À propos d’une émission de 1950

Sur le site de France-Culture, une émission, Jeux d’archives, nous permet d’entendre Raphaël Caussimon présentant deux réalisations qu’il vient d’effectuer au sujet de son père et de Catherine Sauvage.

 

Dans le corps de l’émission est donnée une interview de Léo Ferré, diffusée initialement dans Messages de France, en 1950. La date exacte n’est pas donnée par le journaliste ; il s’agit du mardi 25 juillet 1950.

 

Ce qui est plaisant dans cet entretien, un des plus anciens connus – peut-être le plus ancien, si l’on ne tient pas compte de ceux parus dans la presse écrite – c’est de constater, une fois encore, une fois de plus, combien Léo Ferré est lui-même depuis toujours.
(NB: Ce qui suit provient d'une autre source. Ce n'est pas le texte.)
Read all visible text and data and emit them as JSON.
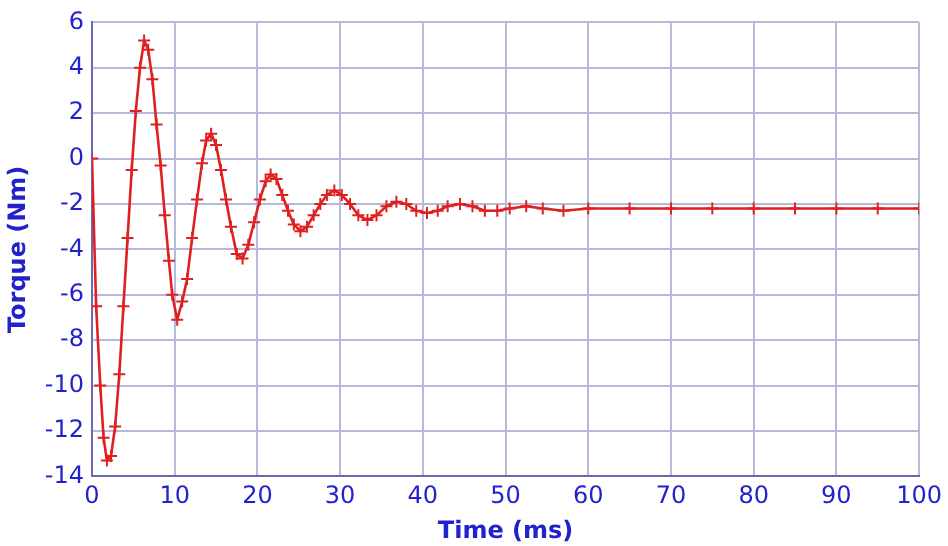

Je ne parle pas ici de fidélité aux mêmes idées, aux mêmes amis, aux mêmes poètes. Tout cela est connu. J’entends évoquer sa permanence. En juillet 1950, il a trente-quatre ans, chante dans les cabarets depuis bientôt quatre années, a rencontré celle qui deviendra sa seconde épouse six mois plus tôt.

 

Au journaliste qui le présente – avec ironie peut-être, mais ce n’est pas certain – comme un « célèbre compositeur », Léo Ferré réplique calmement mais avec un mélange d’humilité et d’autodérision, certes teinté d’un peu d’amertume, des choses comme « Je le mérite », « J’aiLF.JPG beaucoup d’argent », « Je suis venu avec une Delahaye Grand-Sport », « Je pars demain en Afghanistan, non pas en Delahaye mais en avion », « Je suis un homme très heureux », « Je suis arrivé ». On sait qu’alors, il n’est pas connu du tout, sinon des habitués des cabarets, ceux qui savent Monsieur Tout-Blanc, Le Flamenco de Paris ou Mon Général, mais aussi La Chambre, La Vie d’artiste. On est là avant le premier succès populaire, celui de Paris-Canaille. Il n’a pas d’argent et, si je ne me trompe, pas de voiture. Dans son « Je suis arrivé », il y a déjà l’idée du Parvenu, en quelque sorte. On se demande, à l’entendre – son ton est caustique mais calme – s’il est vraiment triste et aimerait bien être un « célèbre compositeur », ou s’il regrette durement que cela ne soit pas le cas. Peut-être se demande-t-il s’il y parviendra quelque jour (on sait qu’en janvier 1950, au moment où il rencontre Madeleine, il est sur le point de renoncer).

 

Mais il est lui-même : fier, ironique, orgueilleux mais pas grisé par sa personne ; décidé, d’évidence, à ne faire aucun compromis. Il avoue, moitié modeste, moitié provocateur : « J’ai mis cinq ans pour faire deux années de droit ». Puis il revient, au détour d’une réponse, sur sa déclaration du début, des fois qu’on la prenne pour argent comptant : « Je dois dire d’ailleurs, entre parenthèses, que je n’ai pas encore de Delahaye Grand-Sport, soyez tranquille ». Il revendique : « Je ne suis pas chansonnier. Je fais des chansons ».

 

Ainsi va cette interview qui nous permet d’entendre, chantés par lui, deux vers des Amants de Paris. Elle livre, déjà éclos, les traits de caractère d’un homme jeune, qui seront les mêmes jusqu’au bout et dont on devine qu’ils étaient déjà les mêmes depuis son enfance monégasque.